There are several types of squint. The cause is not always known, but some children are more likely to develop it than others. Among the possible causes are the following:
Congenital squint
Sometimes a baby is born with a squint, although it may not be obvious for a few weeks. In about half of such cases, there is a family history of squint or the need for spectacles. The eye muscles are usually at fault. If squint is suspected, it is important that the baby be referred for accurate assessment at the earliest opportunity. Sometimes a baby has what is known as ‘pseudo squint’ which is related to the shape of the face, but a baby with a true squint will not grow out of it.
Long sight (hypermetropia)
Long sightedness can sometimes lead to a squint developing as the eyes ‘over-focus’ in order to see clearly. In an attempt to avoid double vision, the brain may automatically respond by ‘switching off’ the image from one eye and turning the eye to avoid using it. If left untreated, a ‘lazy eye’ (amblyopia) may result. The most common age for this type of squint to start is between ten months and two years, but it can occur up to the age of five years. It is usually first noticed when a baby is looking at a toy, or at a later age when a child is concentrating on close work, such as a jigsaw or reading.
Childhood illnesses
Squint may develop following an illness such as measles or chickenpox. This may mean that a tendency to squint has been present but, prior to the illness, the child was able to keep his or her eye straight.
Nerve damage
In some cases a difficult delivery of a baby or illness damaging a nerve can lead to a squint.
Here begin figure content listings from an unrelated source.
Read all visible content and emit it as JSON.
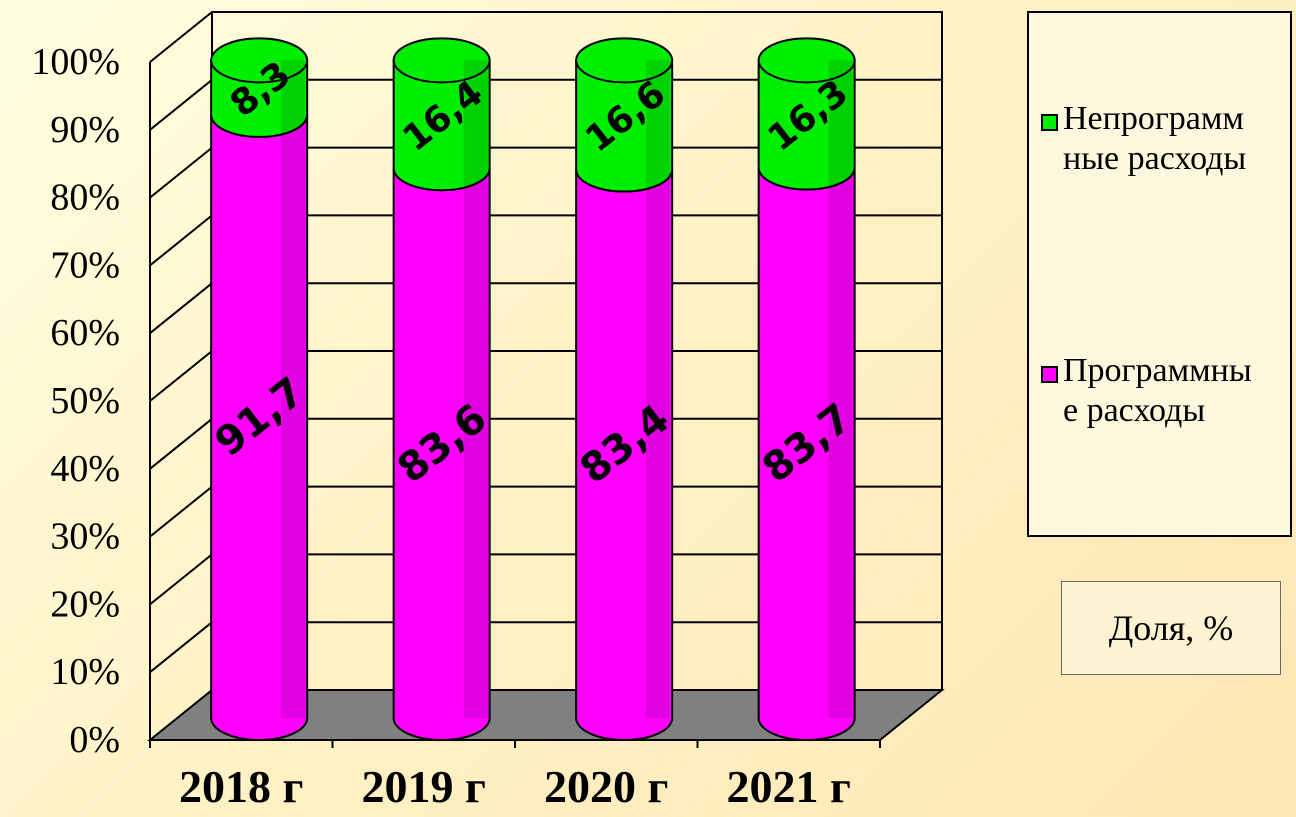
{
  "chart_data": {
    "type": "bar",
    "stacked": true,
    "percent_stacked": true,
    "style": "3d-cylinder",
    "categories": [
      "2018 г",
      "2019 г",
      "2020 г",
      "2021 г"
    ],
    "series": [
      {
        "name": "Программные расходы",
        "values": [
          91.7,
          83.6,
          83.4,
          83.7
        ],
        "labels": [
          "91,7",
          "83,6",
          "83,4",
          "83,7"
        ],
        "color": "#ff00ff"
      },
      {
        "name": "Непрограммные расходы",
        "values": [
          8.3,
          16.4,
          16.6,
          16.3
        ],
        "labels": [
          "8,3",
          "16,4",
          "16,6",
          "16,3"
        ],
        "color": "#00ee00"
      }
    ],
    "yticks": [
      "0%",
      "10%",
      "20%",
      "30%",
      "40%",
      "50%",
      "60%",
      "70%",
      "80%",
      "90%",
      "100%"
    ],
    "ylim": [
      0,
      100
    ],
    "grid": true,
    "legend_position": "right",
    "floor_color": "#808080"
  },
  "legend": {
    "items": [
      {
        "label": "Непрограммные расходы",
        "color": "#00ee00"
      },
      {
        "label": "Программные расходы",
        "color": "#ff00ff"
      }
    ]
  },
  "unit_label": "Доля, %"
}
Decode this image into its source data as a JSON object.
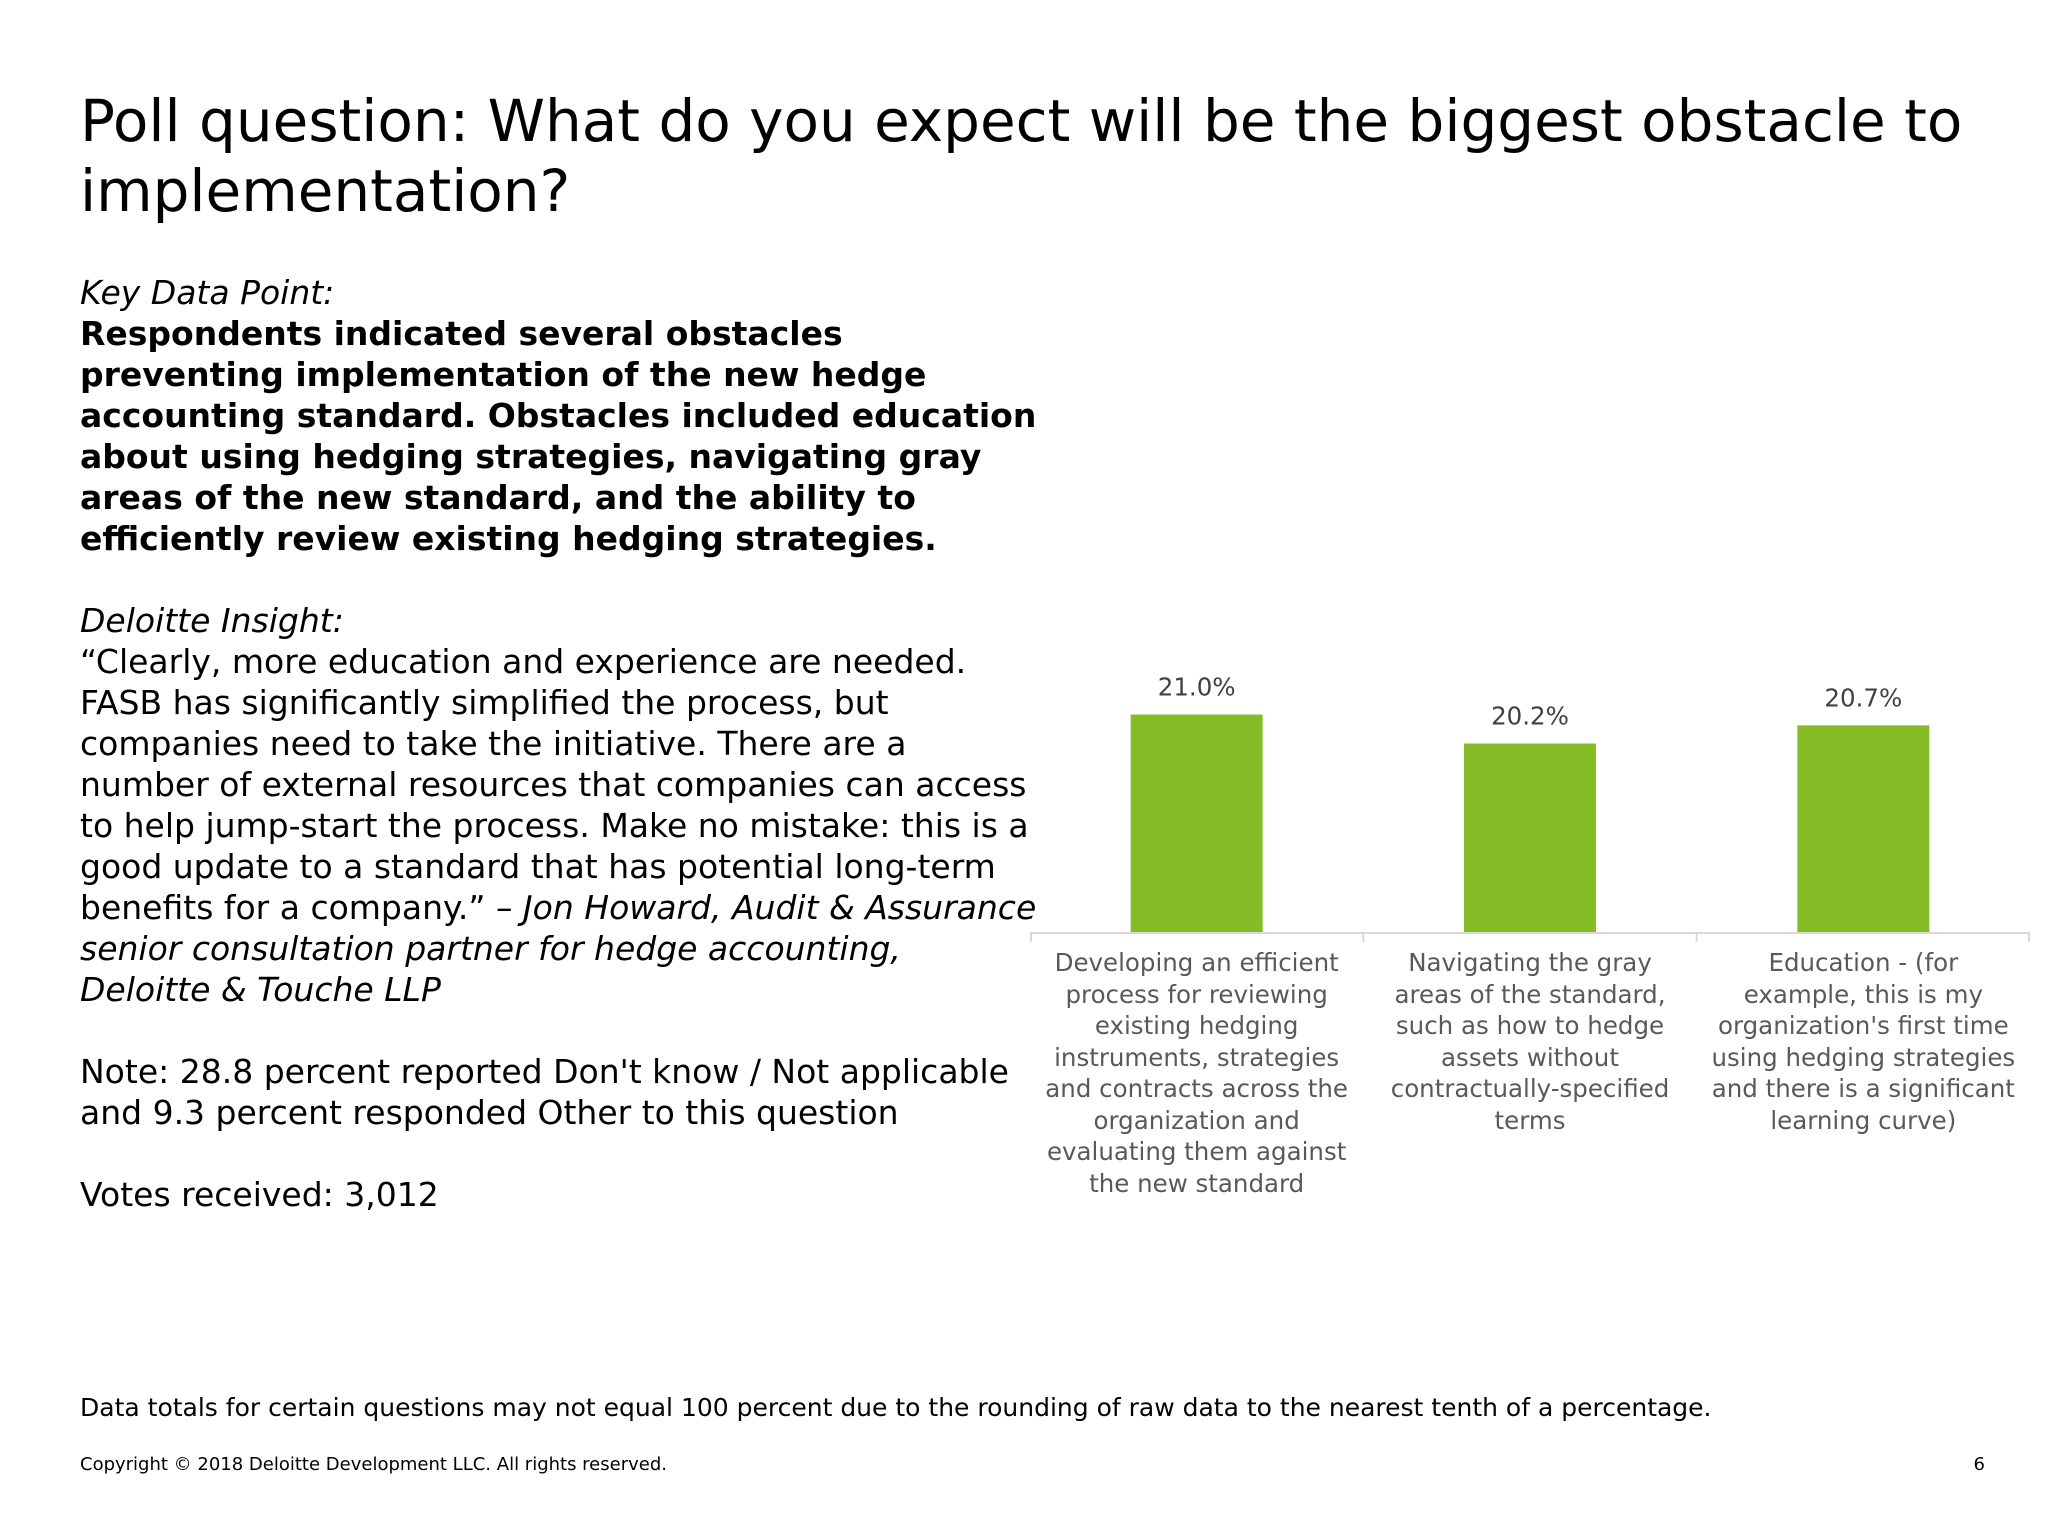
{
  "title": "Poll question: What do you expect will be the biggest obstacle to implementation?",
  "key_data": {
    "heading": "Key Data Point:",
    "text": "Respondents indicated several obstacles preventing implementation of the new hedge accounting standard. Obstacles included education about using hedging strategies, navigating gray areas of the new standard, and the ability to efficiently review existing hedging strategies."
  },
  "insight": {
    "heading": "Deloitte Insight:",
    "quote": "“Clearly, more education and experience are needed. FASB has significantly simplified the process, but companies need to take the initiative. There are a number of external resources that companies can access to help jump-start the process. Make no mistake: this is a good update to a standard that has potential long-term benefits for a company.”",
    "attribution": "– Jon Howard, Audit & Assurance senior consultation partner for hedge accounting, Deloitte & Touche LLP"
  },
  "note": "Note: 28.8 percent reported Don't know / Not applicable and 9.3 percent responded Other to this question",
  "votes": "Votes received: 3,012",
  "footnote": "Data totals for certain questions may not equal 100 percent due to the rounding of raw data to the nearest tenth of a percentage.",
  "copyright": "Copyright © 2018 Deloitte Development LLC. All rights reserved.",
  "page_number": "6",
  "colors": {
    "bar": "#86BC25",
    "axis": "#D9D9D9",
    "label": "#595959",
    "data_label": "#404040"
  },
  "chart_data": {
    "type": "bar",
    "categories": [
      "Developing an efficient process for reviewing existing hedging instruments, strategies and contracts across the organization and evaluating them against the new standard",
      "Navigating the gray areas of the standard, such as how to hedge assets without contractually-specified terms",
      "Education - (for example, this is my organization's first time using hedging strategies and there is a significant learning curve)"
    ],
    "category_lines": [
      [
        "Developing an efficient",
        "process for reviewing",
        "existing hedging",
        "instruments, strategies",
        "and contracts across the",
        "organization and",
        "evaluating them against",
        "the new standard"
      ],
      [
        "Navigating the gray",
        "areas of the standard,",
        "such as how to hedge",
        "assets without",
        "contractually-specified",
        "terms"
      ],
      [
        "Education - (for",
        "example, this is my",
        "organization's first time",
        "using hedging strategies",
        "and there is a significant",
        "learning curve)"
      ]
    ],
    "values": [
      21.0,
      20.2,
      20.7
    ],
    "data_labels": [
      "21.0%",
      "20.2%",
      "20.7%"
    ],
    "ylim": [
      15,
      21.4
    ],
    "grid": false,
    "legend": "none",
    "title": "",
    "xlabel": "",
    "ylabel": ""
  }
}
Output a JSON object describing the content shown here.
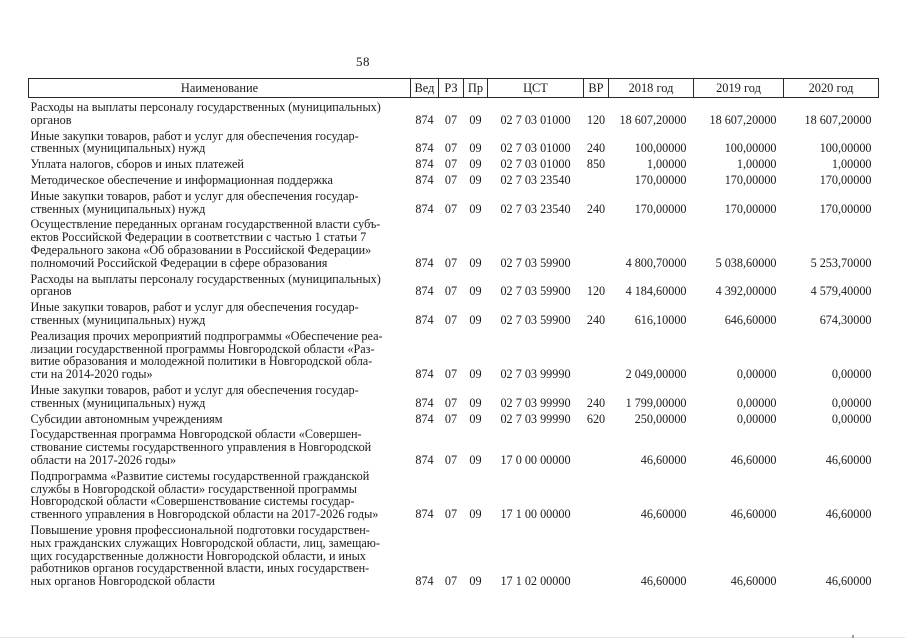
{
  "page": {
    "number": "58"
  },
  "colors": {
    "text": "#1b1b1b",
    "border": "#2b2b2b",
    "background": "#ffffff"
  },
  "table": {
    "columns": [
      "Наименование",
      "Вед",
      "РЗ",
      "Пр",
      "ЦСТ",
      "ВР",
      "2018 год",
      "2019 год",
      "2020 год"
    ],
    "rows": [
      {
        "name": "Расходы на выплаты персоналу государственных (муниципальных)\nорганов",
        "ved": "874",
        "rz": "07",
        "pr": "09",
        "cst": "02 7 03 01000",
        "vr": "120",
        "y2018": "18 607,20000",
        "y2019": "18 607,20000",
        "y2020": "18 607,20000"
      },
      {
        "name": "Иные закупки товаров, работ и услуг для обеспечения государ-\nственных (муниципальных) нужд",
        "ved": "874",
        "rz": "07",
        "pr": "09",
        "cst": "02 7 03 01000",
        "vr": "240",
        "y2018": "100,00000",
        "y2019": "100,00000",
        "y2020": "100,00000"
      },
      {
        "name": "Уплата налогов, сборов и иных платежей",
        "ved": "874",
        "rz": "07",
        "pr": "09",
        "cst": "02 7 03 01000",
        "vr": "850",
        "y2018": "1,00000",
        "y2019": "1,00000",
        "y2020": "1,00000"
      },
      {
        "name": "Методическое обеспечение и информационная поддержка",
        "ved": "874",
        "rz": "07",
        "pr": "09",
        "cst": "02 7 03 23540",
        "vr": "",
        "y2018": "170,00000",
        "y2019": "170,00000",
        "y2020": "170,00000"
      },
      {
        "name": "Иные закупки товаров, работ и услуг для обеспечения государ-\nственных (муниципальных) нужд",
        "ved": "874",
        "rz": "07",
        "pr": "09",
        "cst": "02 7 03 23540",
        "vr": "240",
        "y2018": "170,00000",
        "y2019": "170,00000",
        "y2020": "170,00000"
      },
      {
        "name": "Осуществление переданных органам государственной власти субъ-\nектов Российской Федерации в соответствии с частью 1 статьи 7\nФедерального закона «Об образовании в Российской Федерации»\nполномочий Российской Федерации в сфере образования",
        "ved": "874",
        "rz": "07",
        "pr": "09",
        "cst": "02 7 03 59900",
        "vr": "",
        "y2018": "4 800,70000",
        "y2019": "5 038,60000",
        "y2020": "5 253,70000"
      },
      {
        "name": "Расходы на выплаты персоналу государственных (муниципальных)\nорганов",
        "ved": "874",
        "rz": "07",
        "pr": "09",
        "cst": "02 7 03 59900",
        "vr": "120",
        "y2018": "4 184,60000",
        "y2019": "4 392,00000",
        "y2020": "4 579,40000"
      },
      {
        "name": "Иные закупки товаров, работ и услуг для обеспечения государ-\nственных (муниципальных) нужд",
        "ved": "874",
        "rz": "07",
        "pr": "09",
        "cst": "02 7 03 59900",
        "vr": "240",
        "y2018": "616,10000",
        "y2019": "646,60000",
        "y2020": "674,30000"
      },
      {
        "name": "Реализация прочих мероприятий подпрограммы «Обеспечение реа-\nлизации государственной программы Новгородской области «Раз-\nвитие образования и молодежной политики в Новгородской обла-\nсти на 2014-2020 годы»",
        "ved": "874",
        "rz": "07",
        "pr": "09",
        "cst": "02 7 03 99990",
        "vr": "",
        "y2018": "2 049,00000",
        "y2019": "0,00000",
        "y2020": "0,00000"
      },
      {
        "name": "Иные закупки товаров, работ и услуг для обеспечения государ-\nственных (муниципальных) нужд",
        "ved": "874",
        "rz": "07",
        "pr": "09",
        "cst": "02 7 03 99990",
        "vr": "240",
        "y2018": "1 799,00000",
        "y2019": "0,00000",
        "y2020": "0,00000"
      },
      {
        "name": "Субсидии автономным учреждениям",
        "ved": "874",
        "rz": "07",
        "pr": "09",
        "cst": "02 7 03 99990",
        "vr": "620",
        "y2018": "250,00000",
        "y2019": "0,00000",
        "y2020": "0,00000"
      },
      {
        "name": "Государственная программа Новгородской области «Совершен-\nствование системы государственного управления в Новгородской\nобласти на 2017-2026 годы»",
        "ved": "874",
        "rz": "07",
        "pr": "09",
        "cst": "17 0 00 00000",
        "vr": "",
        "y2018": "46,60000",
        "y2019": "46,60000",
        "y2020": "46,60000"
      },
      {
        "name": "Подпрограмма «Развитие системы государственной гражданской\nслужбы в Новгородской области» государственной программы\nНовгородской области «Совершенствование системы государ-\nственного управления в Новгородской области на 2017-2026 годы»",
        "ved": "874",
        "rz": "07",
        "pr": "09",
        "cst": "17 1 00 00000",
        "vr": "",
        "y2018": "46,60000",
        "y2019": "46,60000",
        "y2020": "46,60000"
      },
      {
        "name": "Повышение уровня профессиональной подготовки государствен-\nных гражданских служащих Новгородской области, лиц, замещаю-\nщих государственные должности Новгородской области, и иных\nработников органов государственной власти, иных государствен-\nных органов Новгородской области",
        "ved": "874",
        "rz": "07",
        "pr": "09",
        "cst": "17 1 02 00000",
        "vr": "",
        "y2018": "46,60000",
        "y2019": "46,60000",
        "y2020": "46,60000"
      }
    ]
  }
}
Isn't a squint just a cosmetic problem?
Certainly the appearance can lead to problems for the child, but a squint is not merely a cosmetic problem. If left untreated, it can lead to a permanent visual defect in the squinting eye. It is never too late to treat a squint which is cosmetically unacceptable and glasses or surgery can give good results in many cases.
How can I tell if my child has a squint?
People often think that they can tell if a child has a squint if the eyes look unusual or the two eyes look different. This is not necessarily a squint. Squints are often difficult to detect, especially in younger children. Older children may complain of eyesight problems such as double vision. If it is suspected that a child has a squint, the Health Visitor, Child Health Clinic, GP or school doctor/nurse should be asked about a referral to an optometrist, ophthalmic medical practitioner or hospital eye clinic for assessment.
What can be done?
Treatment varies accordingly to the type of squint. An operation is not always needed. The main forms of treatment are:
- Spectacles - to correct any sight problems, especially long sight.
- Occlusion - patching the good eye to encourage the weaker eye to be used. This is usually done under the supervision of an orthoptist.
- Eye drops - certain types of squint can be treated with the use of special eye drops.
- Surgery - this is used with congenital squints, together with other forms of treatment in older children, if needed. Surgery can be performed as early as a few months of age.